La DSIL (Dotation de soutien à l’investissement local) augmente de 337 millions d’euros au niveau national (Ndr. Ce chiffre et ceux qui suivent, au niveau national, ont pour source : rapport pour le PLF 2022, annexe 35, relations avec les collectivités territoriales ; Assemblée nationale). Une fraction de cette dotation sera affectée à la transition écologique et la ville présentera ses projets en ce domaine à la préfecture pour pouvoir en bénéficier.

La ville, classée 249ème par ordre de richesse, échappera en 2022 au prélèvement du FPIC (Fonds de péréquation des ressources intercommunales et communales plafonné à 1 milliard d’euro).

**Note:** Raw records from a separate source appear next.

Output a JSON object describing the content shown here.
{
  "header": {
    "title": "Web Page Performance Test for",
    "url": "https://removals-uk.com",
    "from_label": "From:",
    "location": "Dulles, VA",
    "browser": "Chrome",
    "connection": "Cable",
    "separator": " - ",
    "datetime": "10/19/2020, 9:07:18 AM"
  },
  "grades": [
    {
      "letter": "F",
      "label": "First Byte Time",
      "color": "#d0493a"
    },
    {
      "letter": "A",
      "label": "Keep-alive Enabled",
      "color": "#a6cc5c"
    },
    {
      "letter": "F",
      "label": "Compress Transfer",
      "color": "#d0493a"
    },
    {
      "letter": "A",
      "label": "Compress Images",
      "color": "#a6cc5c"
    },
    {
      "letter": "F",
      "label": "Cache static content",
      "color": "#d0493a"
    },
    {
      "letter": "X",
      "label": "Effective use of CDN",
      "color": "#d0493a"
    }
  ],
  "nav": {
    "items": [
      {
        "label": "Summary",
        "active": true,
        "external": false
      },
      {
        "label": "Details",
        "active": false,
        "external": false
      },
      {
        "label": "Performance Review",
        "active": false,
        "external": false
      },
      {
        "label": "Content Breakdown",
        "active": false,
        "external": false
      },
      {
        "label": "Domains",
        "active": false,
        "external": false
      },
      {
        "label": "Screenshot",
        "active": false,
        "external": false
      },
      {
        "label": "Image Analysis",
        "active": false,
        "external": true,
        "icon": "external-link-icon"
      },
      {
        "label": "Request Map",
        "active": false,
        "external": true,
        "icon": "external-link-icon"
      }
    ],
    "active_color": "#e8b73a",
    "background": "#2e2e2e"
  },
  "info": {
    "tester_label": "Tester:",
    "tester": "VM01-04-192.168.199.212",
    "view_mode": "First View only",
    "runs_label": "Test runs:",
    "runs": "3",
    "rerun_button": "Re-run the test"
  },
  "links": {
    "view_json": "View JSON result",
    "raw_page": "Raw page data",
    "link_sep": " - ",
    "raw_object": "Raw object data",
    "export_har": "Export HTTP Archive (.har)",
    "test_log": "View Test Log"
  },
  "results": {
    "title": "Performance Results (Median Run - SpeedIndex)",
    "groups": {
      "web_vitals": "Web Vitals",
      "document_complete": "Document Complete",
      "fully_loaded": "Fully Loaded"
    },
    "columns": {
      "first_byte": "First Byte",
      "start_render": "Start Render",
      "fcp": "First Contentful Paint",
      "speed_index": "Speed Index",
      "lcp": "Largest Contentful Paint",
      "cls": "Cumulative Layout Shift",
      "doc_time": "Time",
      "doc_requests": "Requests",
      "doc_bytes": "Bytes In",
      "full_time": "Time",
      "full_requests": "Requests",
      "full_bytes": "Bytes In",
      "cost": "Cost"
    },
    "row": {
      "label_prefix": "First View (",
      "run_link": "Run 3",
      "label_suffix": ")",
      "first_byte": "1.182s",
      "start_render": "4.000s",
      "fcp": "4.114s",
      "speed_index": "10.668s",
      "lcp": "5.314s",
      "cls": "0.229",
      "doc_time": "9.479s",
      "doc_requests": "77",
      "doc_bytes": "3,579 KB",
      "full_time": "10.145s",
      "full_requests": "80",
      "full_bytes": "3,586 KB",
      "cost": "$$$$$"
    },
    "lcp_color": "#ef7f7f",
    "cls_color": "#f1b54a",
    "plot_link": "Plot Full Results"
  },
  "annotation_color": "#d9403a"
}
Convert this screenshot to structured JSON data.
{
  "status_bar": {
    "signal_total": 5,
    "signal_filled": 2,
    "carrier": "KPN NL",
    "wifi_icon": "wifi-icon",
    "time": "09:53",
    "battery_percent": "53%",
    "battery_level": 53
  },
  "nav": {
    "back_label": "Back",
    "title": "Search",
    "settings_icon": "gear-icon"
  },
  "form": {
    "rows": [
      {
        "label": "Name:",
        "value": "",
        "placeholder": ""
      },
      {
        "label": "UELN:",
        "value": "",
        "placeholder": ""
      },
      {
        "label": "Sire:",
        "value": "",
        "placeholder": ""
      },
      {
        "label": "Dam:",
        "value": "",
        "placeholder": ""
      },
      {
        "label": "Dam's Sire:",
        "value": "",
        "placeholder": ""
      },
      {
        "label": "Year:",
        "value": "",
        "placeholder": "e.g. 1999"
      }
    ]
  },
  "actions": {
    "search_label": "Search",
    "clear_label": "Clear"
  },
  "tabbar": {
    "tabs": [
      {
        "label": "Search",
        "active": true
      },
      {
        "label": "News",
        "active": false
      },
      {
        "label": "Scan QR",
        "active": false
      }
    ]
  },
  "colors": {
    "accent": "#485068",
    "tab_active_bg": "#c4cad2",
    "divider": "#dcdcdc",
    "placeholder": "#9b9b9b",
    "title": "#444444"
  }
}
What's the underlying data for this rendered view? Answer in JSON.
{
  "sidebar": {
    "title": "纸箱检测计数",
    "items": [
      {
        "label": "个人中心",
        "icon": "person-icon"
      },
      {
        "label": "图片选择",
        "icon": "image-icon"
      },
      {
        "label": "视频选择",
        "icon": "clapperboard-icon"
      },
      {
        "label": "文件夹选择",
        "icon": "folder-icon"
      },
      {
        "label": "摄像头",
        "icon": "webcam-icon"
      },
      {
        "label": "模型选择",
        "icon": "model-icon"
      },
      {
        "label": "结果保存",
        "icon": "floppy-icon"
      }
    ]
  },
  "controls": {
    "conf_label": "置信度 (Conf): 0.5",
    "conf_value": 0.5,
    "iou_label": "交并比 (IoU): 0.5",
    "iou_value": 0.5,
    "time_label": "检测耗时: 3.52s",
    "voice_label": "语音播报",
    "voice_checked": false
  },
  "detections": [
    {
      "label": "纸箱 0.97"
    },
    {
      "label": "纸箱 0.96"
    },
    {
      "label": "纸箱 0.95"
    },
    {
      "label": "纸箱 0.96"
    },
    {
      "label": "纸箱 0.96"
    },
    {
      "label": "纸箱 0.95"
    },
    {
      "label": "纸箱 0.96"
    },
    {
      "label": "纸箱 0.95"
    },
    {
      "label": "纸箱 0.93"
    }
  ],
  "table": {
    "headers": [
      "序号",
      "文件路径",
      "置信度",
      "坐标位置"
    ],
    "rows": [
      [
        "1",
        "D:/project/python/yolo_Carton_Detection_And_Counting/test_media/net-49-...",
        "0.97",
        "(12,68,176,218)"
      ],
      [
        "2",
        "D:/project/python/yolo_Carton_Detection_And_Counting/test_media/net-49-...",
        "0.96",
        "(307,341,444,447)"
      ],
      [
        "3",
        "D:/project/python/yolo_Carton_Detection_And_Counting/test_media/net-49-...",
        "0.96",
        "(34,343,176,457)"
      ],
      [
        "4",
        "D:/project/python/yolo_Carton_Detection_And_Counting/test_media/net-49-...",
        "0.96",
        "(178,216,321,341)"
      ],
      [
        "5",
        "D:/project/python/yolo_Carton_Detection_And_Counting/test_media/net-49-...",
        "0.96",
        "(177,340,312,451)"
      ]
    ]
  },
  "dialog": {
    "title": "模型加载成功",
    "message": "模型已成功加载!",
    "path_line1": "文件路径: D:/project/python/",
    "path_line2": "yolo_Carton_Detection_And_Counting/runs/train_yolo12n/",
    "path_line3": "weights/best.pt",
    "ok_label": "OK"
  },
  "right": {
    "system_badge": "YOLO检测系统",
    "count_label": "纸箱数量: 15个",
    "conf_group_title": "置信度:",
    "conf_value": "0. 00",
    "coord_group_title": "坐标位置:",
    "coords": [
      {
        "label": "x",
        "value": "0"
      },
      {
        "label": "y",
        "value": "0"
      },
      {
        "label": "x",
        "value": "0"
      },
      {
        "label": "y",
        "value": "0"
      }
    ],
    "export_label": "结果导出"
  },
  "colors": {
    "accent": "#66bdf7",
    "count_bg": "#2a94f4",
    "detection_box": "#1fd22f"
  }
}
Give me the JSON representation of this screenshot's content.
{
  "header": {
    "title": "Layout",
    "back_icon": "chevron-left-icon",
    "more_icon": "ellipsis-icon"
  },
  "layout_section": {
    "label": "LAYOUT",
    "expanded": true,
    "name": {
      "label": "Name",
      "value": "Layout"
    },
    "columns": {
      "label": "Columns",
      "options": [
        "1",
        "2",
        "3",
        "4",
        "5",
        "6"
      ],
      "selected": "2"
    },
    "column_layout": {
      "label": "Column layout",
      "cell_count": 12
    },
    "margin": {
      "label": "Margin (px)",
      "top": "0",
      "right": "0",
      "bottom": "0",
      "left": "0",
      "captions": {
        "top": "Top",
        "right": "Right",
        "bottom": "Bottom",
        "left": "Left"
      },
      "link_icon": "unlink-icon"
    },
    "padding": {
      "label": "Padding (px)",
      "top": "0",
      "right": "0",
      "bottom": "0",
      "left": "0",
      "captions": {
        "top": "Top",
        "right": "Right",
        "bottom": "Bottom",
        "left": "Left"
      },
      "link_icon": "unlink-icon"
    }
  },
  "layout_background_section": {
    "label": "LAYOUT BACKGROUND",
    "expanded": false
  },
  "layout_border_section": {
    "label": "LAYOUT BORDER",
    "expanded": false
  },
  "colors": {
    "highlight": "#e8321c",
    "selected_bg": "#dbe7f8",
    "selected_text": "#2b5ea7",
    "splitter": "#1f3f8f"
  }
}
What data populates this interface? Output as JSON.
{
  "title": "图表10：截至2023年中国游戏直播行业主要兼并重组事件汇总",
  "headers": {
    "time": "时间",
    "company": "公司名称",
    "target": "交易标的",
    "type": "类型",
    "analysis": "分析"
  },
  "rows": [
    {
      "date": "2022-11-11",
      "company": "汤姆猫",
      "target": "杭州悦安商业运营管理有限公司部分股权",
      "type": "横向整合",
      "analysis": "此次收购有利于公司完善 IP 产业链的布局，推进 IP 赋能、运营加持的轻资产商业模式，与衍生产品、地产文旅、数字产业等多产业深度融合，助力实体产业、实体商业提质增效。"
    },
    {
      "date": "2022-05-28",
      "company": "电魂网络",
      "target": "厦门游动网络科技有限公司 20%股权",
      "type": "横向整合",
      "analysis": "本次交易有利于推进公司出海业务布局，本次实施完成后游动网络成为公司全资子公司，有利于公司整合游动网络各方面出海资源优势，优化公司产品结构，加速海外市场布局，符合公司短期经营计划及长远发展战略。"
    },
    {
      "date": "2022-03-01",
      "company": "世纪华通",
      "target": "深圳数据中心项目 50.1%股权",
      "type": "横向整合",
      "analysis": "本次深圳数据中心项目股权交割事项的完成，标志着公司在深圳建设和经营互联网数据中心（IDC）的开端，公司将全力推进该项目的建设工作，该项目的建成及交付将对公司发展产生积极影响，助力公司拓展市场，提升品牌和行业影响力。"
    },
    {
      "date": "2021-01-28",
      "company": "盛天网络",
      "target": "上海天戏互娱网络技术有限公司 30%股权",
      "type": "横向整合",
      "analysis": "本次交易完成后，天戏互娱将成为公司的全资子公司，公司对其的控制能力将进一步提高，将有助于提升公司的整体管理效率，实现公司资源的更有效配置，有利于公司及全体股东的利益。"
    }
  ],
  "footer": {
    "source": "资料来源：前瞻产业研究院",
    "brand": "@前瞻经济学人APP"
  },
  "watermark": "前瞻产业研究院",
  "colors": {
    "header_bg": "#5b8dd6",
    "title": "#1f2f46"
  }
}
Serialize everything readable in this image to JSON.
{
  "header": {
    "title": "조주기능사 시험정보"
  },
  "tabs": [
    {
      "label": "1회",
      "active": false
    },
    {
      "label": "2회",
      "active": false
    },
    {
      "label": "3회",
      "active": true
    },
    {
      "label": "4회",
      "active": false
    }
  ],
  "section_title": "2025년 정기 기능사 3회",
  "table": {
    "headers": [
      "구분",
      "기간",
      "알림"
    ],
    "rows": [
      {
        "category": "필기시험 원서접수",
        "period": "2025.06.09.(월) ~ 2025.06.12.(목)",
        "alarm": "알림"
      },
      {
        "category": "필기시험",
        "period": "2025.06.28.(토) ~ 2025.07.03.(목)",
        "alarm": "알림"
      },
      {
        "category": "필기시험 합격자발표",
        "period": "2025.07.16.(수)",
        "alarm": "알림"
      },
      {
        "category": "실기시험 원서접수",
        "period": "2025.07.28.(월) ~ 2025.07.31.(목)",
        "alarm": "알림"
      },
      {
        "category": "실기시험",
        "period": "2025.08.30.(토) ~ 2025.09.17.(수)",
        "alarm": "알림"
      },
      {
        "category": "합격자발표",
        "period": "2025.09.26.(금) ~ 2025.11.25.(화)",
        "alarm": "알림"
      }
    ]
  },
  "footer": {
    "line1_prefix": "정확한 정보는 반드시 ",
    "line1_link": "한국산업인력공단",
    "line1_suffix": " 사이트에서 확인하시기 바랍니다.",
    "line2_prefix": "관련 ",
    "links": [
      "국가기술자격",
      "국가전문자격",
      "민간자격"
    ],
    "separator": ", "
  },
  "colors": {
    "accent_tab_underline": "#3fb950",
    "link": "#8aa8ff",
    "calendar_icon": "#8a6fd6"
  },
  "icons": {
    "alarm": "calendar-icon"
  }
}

Ellesera bénéficiaire de la DSU (Dotation de solidarité urbaine) et du programme « citée éducative » (2,57 milliards d’euros au niveau national en 2022 -en augmentation de 95 millions-, contre 1,37 milliard en 2012). Elle bénéficiera également de la dotation de la politique de la ville (en augmentation de 45 millions d’euros au niveau national, pour un budget total de 558 millions d’euros, dont 31,5 millions pour les cités éducatives)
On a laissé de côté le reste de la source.